In 2014, Parliament voted to observe Lincoln Alexander Day nationally.
In recognition of this day, parliamentarians gathered on February 8, 2017 to pay tribute to the long and distinguished career of Lincoln Alexander and to mark the beginning of Black History Month.
“We celebrate the legacy of an extraordinary Canadian. We honour the life of a man from humble beginnings — whose career was ultimately defined by leadership, courage and service,”

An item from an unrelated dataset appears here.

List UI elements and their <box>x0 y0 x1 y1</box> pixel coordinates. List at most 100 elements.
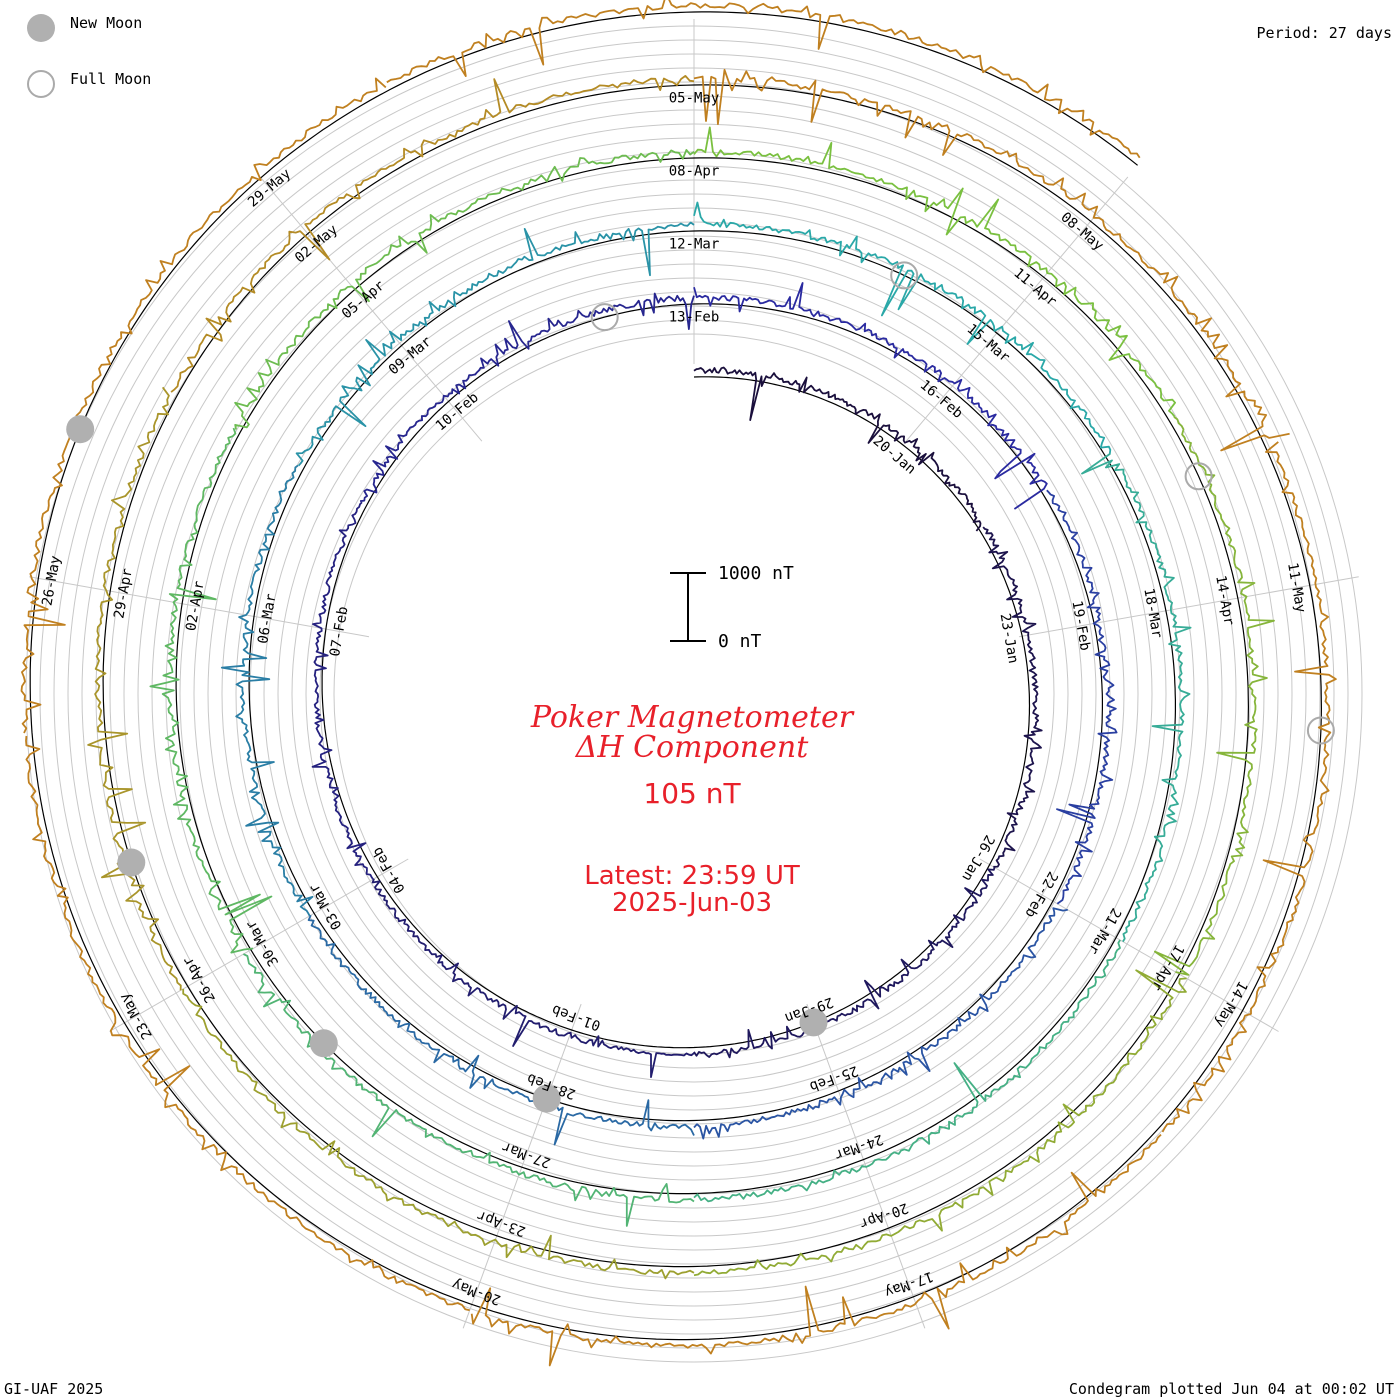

Senate Speaker George J. Furey
First elected to the House of Commons in 1968, Alexander held his seat for four consecutive elections, serving a total of 12 years in Parliament. In 1979, he was appointed Minister of Labour, making him Canada’s first black cabinet minister. Following his political career, Alexander was sworn in as Ontario’s 24th lieutenant-governor — and the first black person to be appointed to a vice-regal position in Canada.
Throughout his illustrious career, Alexander championed causes that made Canada a more inclusive and integrated society.
“He is remembered not only for his impressive achievements, but also for his relentless crusade to break down barriers for visible minorities in the country,” said Speaker Furey.
“A great altruist, Lincoln Alexander advanced the cause of education, race relations and youth issues in Canada.”
The event was one of many celebrations on Parliament Hill honouring of the legacy of black Canadians, past and present, whose contributions help shape our nation.